Ever notice that a lot of kids’ first deer is either a button buck or spike? Perhaps it’s that these two creatures exist on the same intellectual plane. The young hunter moves a lot and makes noise. He might even fire and miss. The young deer is not smart enough to show his flag and head out. Perhaps it’s only coincidence that it happens this way. Then again, maybe not. Begin your deer hunting career with a Boone & Crockett entry and it’s like hitting a homerun first at bat of the season – you’ll never top it and likely slump for the foreseeable future.
This first-year hunter’s clothes are likely too big. His pants are rolled up, cap over ears and his father is carrying the rifle. Who knows if he’ll stick with it as he matures to the next phase.
The Fork Horn is entering his first season as a solitary hunter. Firearm safety has been drilled into him though he’s anxious to shoot something, anything, on his own. It’s a rite of passage in this phase, to be able to kill, dress and drag an animal without the help of others.
Nearing the end of the Fork Horn phase, this hunter will begin to understand sound Quality Deer Management practices and resists the constant urge to shoot every buck he sees. He understands that to kill a wall hanger he must be patient and let the bucks of his current namesake see another autumn or two. In terms of becoming an avid hunter, his obsession is about to get worse.
He’s called the Basket Case and rightfully so. He’s obsessed with hunting. Because he’s just shy of obtaining a driver’s license, he worries his parents to death about taking him hunting, trips to the local sporting goods store, constant questioning concerning articles he’s read in magazines and online.
The Basket Case thinks he needs the latest and greatest equipment. Though his parents may oblige him with a new rifle, scope or bow at Christmas or a birthday, he’s diligently saving his money for some items he has his eye on. He’s sucked in by ads using the faces of Michael Waddell, Tiffany Lakowski and others that he admires from a distance. If they have it, I probably should too, he thinks.
The Growing Presence is not only set free from the restrictions that come with lacking a driver’s license, but he’s using that new-found freedom to become more of a conservationist as well. Sure, he hunts every weekend and on every school holiday, but he also devotes what resources he has to ensure a healthier whitetail deer herd in the area he hunts.
The enthusiastic GP hasn’t killed an immature buck in several seasons. Heck, he no longer shoots does with fawns.

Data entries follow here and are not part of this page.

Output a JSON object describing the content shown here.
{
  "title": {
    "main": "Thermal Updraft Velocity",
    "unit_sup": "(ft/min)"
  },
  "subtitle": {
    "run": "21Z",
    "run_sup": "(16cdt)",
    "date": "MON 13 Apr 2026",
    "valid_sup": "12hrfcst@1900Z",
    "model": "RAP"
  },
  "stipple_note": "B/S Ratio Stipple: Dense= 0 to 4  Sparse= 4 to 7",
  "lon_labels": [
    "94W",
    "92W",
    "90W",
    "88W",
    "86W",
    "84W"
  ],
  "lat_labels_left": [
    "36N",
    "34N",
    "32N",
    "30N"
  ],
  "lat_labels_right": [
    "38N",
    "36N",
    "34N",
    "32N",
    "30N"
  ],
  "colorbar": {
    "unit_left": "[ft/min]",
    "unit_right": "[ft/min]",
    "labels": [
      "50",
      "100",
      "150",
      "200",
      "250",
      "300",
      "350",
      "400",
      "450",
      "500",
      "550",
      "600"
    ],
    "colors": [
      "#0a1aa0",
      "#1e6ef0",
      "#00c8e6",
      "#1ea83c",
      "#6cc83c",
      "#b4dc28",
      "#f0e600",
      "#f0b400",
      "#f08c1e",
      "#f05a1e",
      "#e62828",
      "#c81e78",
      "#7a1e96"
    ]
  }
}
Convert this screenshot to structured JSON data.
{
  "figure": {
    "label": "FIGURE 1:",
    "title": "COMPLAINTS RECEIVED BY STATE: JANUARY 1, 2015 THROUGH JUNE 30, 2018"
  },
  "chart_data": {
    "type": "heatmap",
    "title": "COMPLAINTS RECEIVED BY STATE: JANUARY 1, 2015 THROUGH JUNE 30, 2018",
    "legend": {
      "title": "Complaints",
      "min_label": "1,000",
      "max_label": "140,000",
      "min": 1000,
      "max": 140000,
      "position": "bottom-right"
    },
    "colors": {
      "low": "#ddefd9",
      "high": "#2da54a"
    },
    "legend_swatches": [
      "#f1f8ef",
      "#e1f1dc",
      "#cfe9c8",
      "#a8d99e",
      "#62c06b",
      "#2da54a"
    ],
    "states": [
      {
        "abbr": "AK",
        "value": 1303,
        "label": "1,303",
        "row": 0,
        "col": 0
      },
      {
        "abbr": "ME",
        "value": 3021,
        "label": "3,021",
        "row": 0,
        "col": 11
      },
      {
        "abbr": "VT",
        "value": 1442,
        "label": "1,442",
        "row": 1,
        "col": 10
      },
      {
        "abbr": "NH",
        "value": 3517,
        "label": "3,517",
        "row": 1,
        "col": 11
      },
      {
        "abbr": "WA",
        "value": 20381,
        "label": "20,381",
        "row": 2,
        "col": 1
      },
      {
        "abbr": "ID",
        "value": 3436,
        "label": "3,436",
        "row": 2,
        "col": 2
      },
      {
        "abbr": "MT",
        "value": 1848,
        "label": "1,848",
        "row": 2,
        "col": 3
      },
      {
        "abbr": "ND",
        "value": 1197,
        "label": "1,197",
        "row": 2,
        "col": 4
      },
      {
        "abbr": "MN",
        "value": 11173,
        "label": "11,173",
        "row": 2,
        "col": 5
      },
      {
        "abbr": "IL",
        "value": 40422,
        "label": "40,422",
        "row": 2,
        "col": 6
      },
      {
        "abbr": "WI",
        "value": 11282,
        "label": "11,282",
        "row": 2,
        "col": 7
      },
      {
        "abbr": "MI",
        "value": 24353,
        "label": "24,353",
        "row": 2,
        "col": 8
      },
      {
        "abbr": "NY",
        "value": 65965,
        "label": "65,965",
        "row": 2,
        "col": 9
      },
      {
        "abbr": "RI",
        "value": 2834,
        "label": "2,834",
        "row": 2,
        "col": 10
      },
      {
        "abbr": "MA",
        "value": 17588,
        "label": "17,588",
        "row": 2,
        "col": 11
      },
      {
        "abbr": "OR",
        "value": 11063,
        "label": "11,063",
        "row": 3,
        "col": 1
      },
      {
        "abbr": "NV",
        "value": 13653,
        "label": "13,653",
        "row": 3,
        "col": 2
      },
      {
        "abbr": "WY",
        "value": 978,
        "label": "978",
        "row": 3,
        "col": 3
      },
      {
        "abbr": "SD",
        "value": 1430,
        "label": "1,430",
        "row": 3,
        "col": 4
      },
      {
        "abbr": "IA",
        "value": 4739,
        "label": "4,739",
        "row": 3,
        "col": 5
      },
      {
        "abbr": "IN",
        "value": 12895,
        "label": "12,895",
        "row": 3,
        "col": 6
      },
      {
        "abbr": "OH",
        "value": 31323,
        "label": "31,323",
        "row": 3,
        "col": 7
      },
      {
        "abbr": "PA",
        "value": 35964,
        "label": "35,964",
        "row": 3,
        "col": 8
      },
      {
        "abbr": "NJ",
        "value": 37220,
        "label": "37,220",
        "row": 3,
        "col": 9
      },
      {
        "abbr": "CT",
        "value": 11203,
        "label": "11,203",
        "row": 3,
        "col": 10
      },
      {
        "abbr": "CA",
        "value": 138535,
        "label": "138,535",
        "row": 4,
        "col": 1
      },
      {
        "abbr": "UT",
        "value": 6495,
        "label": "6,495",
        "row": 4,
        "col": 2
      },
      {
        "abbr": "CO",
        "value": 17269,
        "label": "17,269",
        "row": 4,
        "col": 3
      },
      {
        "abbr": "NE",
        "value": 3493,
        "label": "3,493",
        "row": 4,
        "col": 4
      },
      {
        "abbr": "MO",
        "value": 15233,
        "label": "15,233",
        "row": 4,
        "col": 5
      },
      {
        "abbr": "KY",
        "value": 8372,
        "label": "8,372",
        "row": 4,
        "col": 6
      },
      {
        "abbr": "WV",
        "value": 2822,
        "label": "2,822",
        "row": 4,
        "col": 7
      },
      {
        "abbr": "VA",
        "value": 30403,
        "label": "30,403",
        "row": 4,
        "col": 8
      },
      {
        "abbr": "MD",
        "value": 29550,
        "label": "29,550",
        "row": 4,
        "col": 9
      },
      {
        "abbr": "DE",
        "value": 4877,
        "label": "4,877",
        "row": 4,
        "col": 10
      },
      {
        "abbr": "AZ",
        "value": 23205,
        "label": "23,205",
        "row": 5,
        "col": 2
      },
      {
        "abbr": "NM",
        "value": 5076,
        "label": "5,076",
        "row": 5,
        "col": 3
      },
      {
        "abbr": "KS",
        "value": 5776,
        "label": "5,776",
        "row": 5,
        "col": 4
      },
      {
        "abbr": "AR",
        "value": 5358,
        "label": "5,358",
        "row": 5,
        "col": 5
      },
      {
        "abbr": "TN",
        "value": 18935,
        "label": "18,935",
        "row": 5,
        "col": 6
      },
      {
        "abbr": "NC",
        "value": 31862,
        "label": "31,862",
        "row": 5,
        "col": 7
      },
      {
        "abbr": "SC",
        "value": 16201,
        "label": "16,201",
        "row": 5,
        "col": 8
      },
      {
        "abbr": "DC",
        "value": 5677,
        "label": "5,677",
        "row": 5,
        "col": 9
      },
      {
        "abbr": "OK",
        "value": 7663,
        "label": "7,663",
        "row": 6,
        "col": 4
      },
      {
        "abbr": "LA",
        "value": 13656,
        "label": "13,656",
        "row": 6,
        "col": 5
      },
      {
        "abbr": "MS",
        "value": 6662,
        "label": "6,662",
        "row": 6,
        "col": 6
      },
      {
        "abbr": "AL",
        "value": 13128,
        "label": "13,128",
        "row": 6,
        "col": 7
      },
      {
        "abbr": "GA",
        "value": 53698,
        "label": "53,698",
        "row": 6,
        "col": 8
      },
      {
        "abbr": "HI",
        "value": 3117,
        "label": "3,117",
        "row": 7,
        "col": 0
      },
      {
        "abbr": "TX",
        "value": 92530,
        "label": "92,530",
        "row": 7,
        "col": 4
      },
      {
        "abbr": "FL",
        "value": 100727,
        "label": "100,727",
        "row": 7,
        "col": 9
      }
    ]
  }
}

He’s learning patience as he continues to expand his hunting knowledge not only through the pages of Outdoor Life, but he’s also been along on the adventures of Roosevelt, Hemingway, Capstick, Buckingham, Babcock and the rest of the society that gets hunting in a way he wants to understand it.
In the end, it's all about passing on the great tradition we call hunting.
King of the Woods
Man can never be king of the woods what with our departure into society eons ago. We’re the apex predators simply because we have gunpowder and high-horsepower machines to whip us through the landscape. This king, rather, is one that sits back in his treestand or cozy shooting house and enjoys what’s before him. Sunrises and sunsets matter. As does the pip pip of a wood thrush, the whistle of the nearly vanished bobwhite quail, the shriek of any angry hawk and the chatter of a brace of squirrels that nearly became a breakfast.
This king of the woods takes nothing for granted and typically takes nothing from the woods. At this age, he likely has a Basket Case and quite possibly a Growing Presence to do that for him. Like a true king, he merely indulges in the fruits of the harvest. When platters of grilled backstrap, seared tenderloin and fried liver are set before him, the king raises his wine glass, toasting the hunt and those who share his table. The king is who we all strive to be.